Old Colony to move to a credit/non-credit system for the rest of the year

Apr 3, 2020

ROCHESTER — Old Colony Regional Vocational Technical School will cancel finals and move to a pass/fail system for the rest of the school year. 

The school has gradually revealed details of how it will continue operations in reaction to orders from Governor Charlie Baker that closed schools until April 7, and then May 4. The school said that if students are allowed to return on May 4 it will not go back to standard grades because it wants to remain consistent throughout the third term. The time that would have been used for final exams will now be used to further learning. 

“We are not trying to replicate our typical school experience and will keep in mind the myriad of limitations and extenuating circumstances that members of our community are facing,” wrote the school’s Superintendent-Director Aaron Polansky.

He said that the Department of Elementary and Secondary Education recommends that schools offer instruction for approximately half the length of a regular school day.

However, he also acknowledged, “we know that home schedules may not allow for a continuous, uninterrupted learning block and strongly recommend students engage in an average of 3.5 to 4 hours of activities and assignments per day.” 

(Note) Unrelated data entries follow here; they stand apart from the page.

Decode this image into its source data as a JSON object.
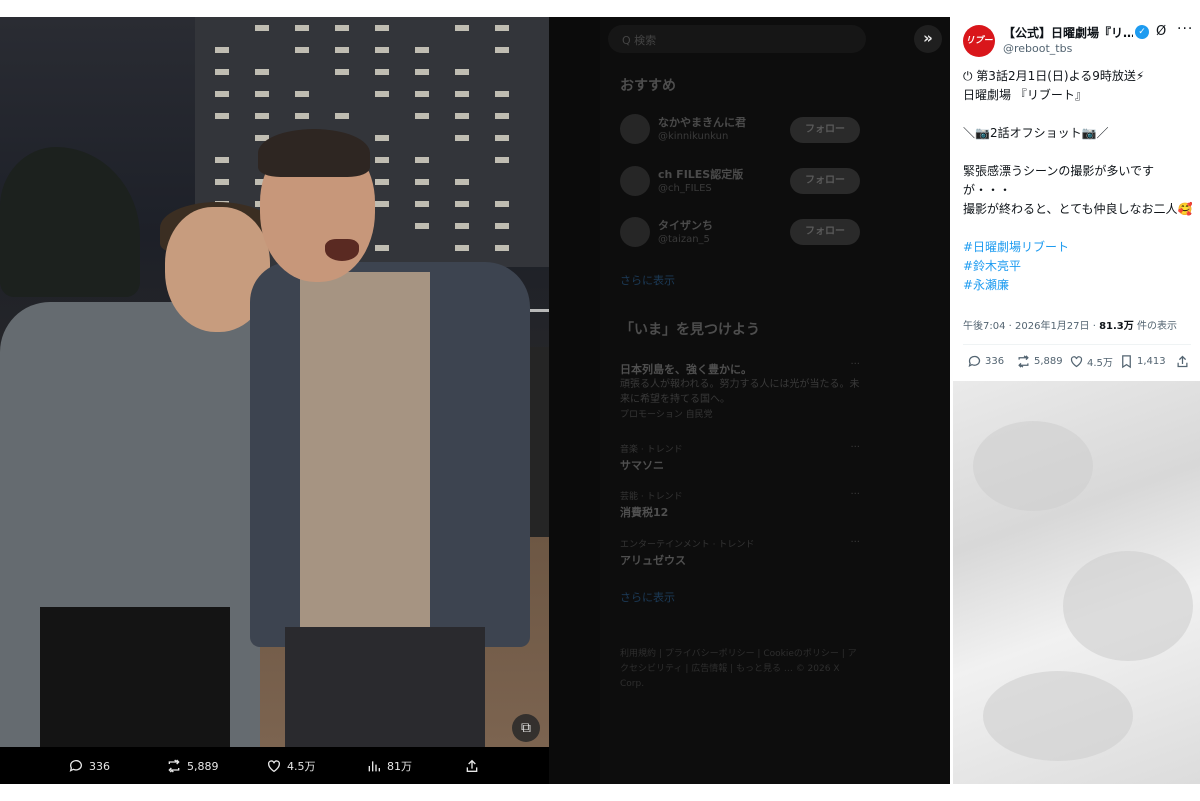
{
  "background_timeline": {
    "search_placeholder": "Q 検索",
    "recommended_heading": "おすすめ",
    "users": [
      {
        "name": "なかやまきんに君",
        "handle": "@kinnikunkun",
        "follow": "フォロー"
      },
      {
        "name": "ch FILES認定版",
        "handle": "@ch_FILES",
        "follow": "フォロー"
      },
      {
        "name": "タイザンち",
        "handle": "@taizan_5",
        "follow": "フォロー"
      }
    ],
    "show_more": "さらに表示",
    "trends_heading": "「いま」を見つけよう",
    "trends": [
      {
        "meta": "",
        "name": "日本列島を、強く豊かに。",
        "desc": "頑張る人が報われる。努力する人には光が当たる。未来に希望を持てる国へ。",
        "promoted": "プロモーション 自民党"
      },
      {
        "meta": "音楽 · トレンド",
        "name": "サマソニ",
        "desc": "",
        "promoted": ""
      },
      {
        "meta": "芸能 · トレンド",
        "name": "消費税12",
        "desc": "",
        "promoted": ""
      },
      {
        "meta": "エンターテインメント · トレンド",
        "name": "アリュゼウス",
        "desc": "",
        "promoted": ""
      }
    ],
    "show_more_2": "さらに表示",
    "footer": "利用規約 | プライバシーポリシー | Cookieのポリシー | アクセシビリティ | 広告情報 | もっと見る … © 2026 X Corp."
  },
  "viewer": {
    "expand_icon": "double-chevron-right-icon",
    "alt_badge": "⧉",
    "actions": {
      "reply": "336",
      "retweet": "5,889",
      "like": "4.5万",
      "views": "81万"
    }
  },
  "tweet": {
    "account_name": "【公式】日曜劇場『リ…",
    "account_handle": "@reboot_tbs",
    "avatar_text": "リブート",
    "brand_color": "#d9161b",
    "lines": [
      "⏻ 第3話2月1日(日)よる9時放送⚡",
      "日曜劇場 『リブート』",
      "",
      "＼📷2話オフショット📷／",
      "",
      "緊張感漂うシーンの撮影が多いですが・・・",
      "撮影が終わると、とても仲良しなお二人🥰"
    ],
    "hashtags": [
      "#日曜劇場リブート",
      "#鈴木亮平",
      "#永瀬廉"
    ],
    "timestamp": "午後7:04 · 2026年1月27日 · ",
    "views_count": "81.3万",
    "views_suffix": " 件の表示",
    "actions": {
      "reply": "336",
      "retweet": "5,889",
      "like": "4.5万",
      "bookmark": "1,413"
    },
    "link_color": "#1d9bf0"
  }
}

Old Colony has devised a schedule of regularity that covers those recommendations. However, it also welcomes staff, student and parent suggestions as to how they might change that schedule.

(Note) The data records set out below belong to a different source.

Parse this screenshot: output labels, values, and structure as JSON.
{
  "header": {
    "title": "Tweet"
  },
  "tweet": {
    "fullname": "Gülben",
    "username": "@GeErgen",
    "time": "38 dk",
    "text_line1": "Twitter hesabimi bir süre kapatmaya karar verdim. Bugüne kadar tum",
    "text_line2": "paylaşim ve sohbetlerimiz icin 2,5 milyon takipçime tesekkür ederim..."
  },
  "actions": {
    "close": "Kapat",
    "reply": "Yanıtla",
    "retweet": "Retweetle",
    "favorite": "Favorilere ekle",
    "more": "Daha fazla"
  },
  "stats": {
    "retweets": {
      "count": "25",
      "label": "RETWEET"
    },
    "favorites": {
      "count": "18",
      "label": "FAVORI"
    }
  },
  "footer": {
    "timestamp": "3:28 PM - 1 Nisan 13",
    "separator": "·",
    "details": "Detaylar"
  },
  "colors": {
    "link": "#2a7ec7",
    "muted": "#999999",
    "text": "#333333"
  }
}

Between April 6 and May 4, the school said students should login to Google Classroom and check their email daily, respond within 24 hours, complete activities and assignments and turn them in and email the principal if they cannot meet deadlines. Teachers of special education students will be in touch with families to determine what accommodations those students might need. 

The school usually hosts a cooperative program which allows students to get expertise in their technical specialty. However, it wrote in the statement that the program would be suspended while school is closed, and students would have to decide whether to continue their employment independently. 

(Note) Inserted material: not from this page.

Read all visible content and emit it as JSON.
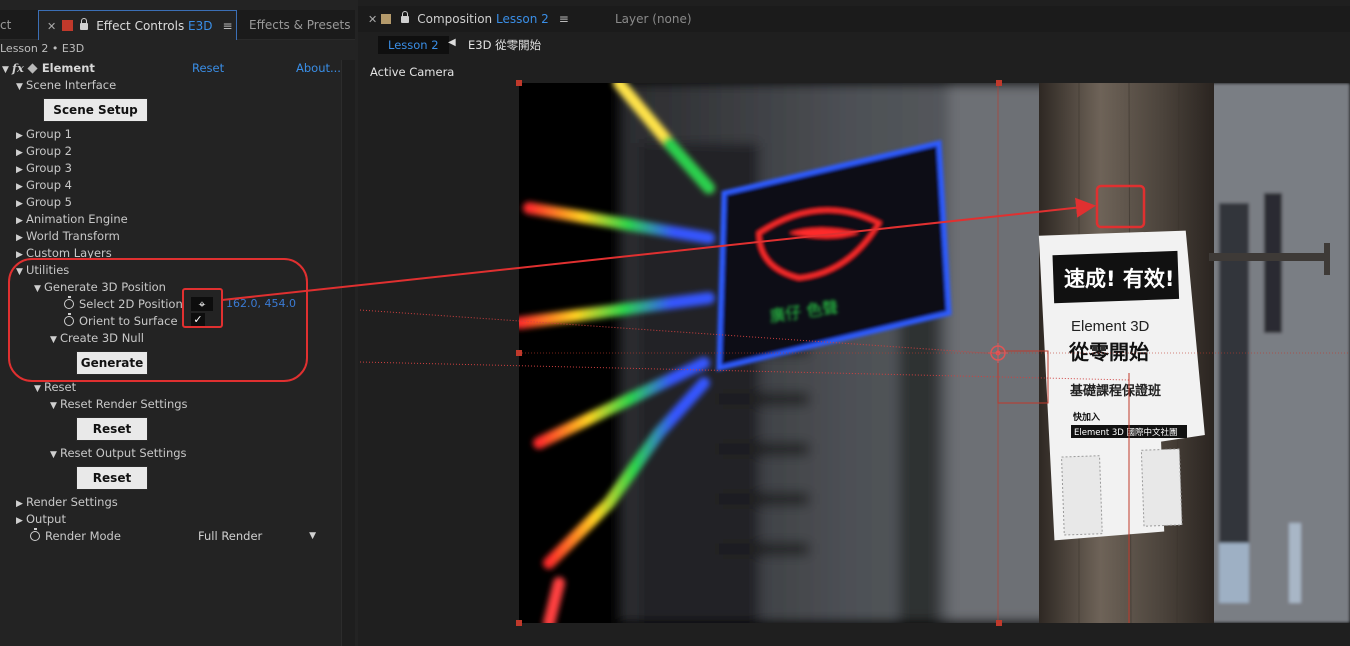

Polansky said that April vacation will remain a vacation, and encouraged teachers and students  to relax during this time.

“Our class of 2020 remains in our thoughts each and every day,” the school wrote. “The fluidity of the current situation has left a lot of our planning up in the air as it pertains to activities for the Class of 2020... We will keep our community informed as decisions relative to activities are established.”

Administrators will provide updates as needed, as recommendations are still fluid at the state level.